На верхней палубе их не оказалось, и он принес шезлонг с нижней, не такой новый, чистый и удобный. Жена сразу заметила разницу, и это напомнило ей об утреннем скандале, снова испортило и омрачило настроение. Отец Валерий стал доказывать, что и на этом шезлонге можно удобно устроиться, и, ставя упор на зарубку, снова поймал себя на странной — будто тень от сачка — тревоге.
— Что-то мне нехорошо… Я, пожалуй, пойду.
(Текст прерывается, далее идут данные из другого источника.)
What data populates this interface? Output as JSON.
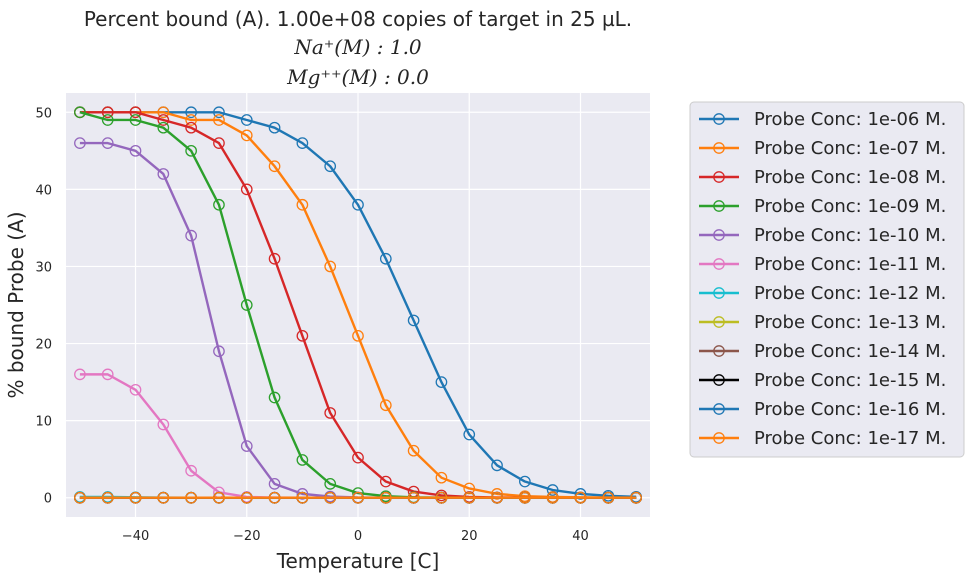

Прости.
— Сердце? — спросила она озабоченно и в то же время с оттенком неприязни, не позволяя себе поддаться опасению за мужа, еще не искупившего вину перед ней.
— Долги, долги! — зашептал отец Валерий со страшными глазами, увеличившимися в размерах из-за того, что он надел очки. — Пора расплачиваться!
— Доченька, погуляй, — привычно сказала жена Дуняше и, когда дочь послушно отошла, с усталым вздохом обратилась к мужу: — Но ведь вернем, вернем мы эти проклятые деньги!
На первой же остановке — в Угличе — отец Валерий сошел на берег, сказав жене, что ему срочно надо в Москву. “Какая срочность?! Что с тобой?! Не понимаю!” — со слезами спрашивала матушка, но он не слышал ее, смотрел куда-то в сторону — так, словно повернуть к ней голову означало для него ее возненавидеть.
Пароход дал гудок и отчалил, а отец Валерий долго бродил по городу, по жарким и пыльным улицам. Затем стоял в церкви, склонив голову и не поднимая отяжелевшей руки, чтобы перекреститься, и снова бродил. Возле самого вокзала обнаружилось, что на билет в Москву у него нет денег. И он послал телеграмму Левушке: “Дружище зпт две сотни последний раз тчк”.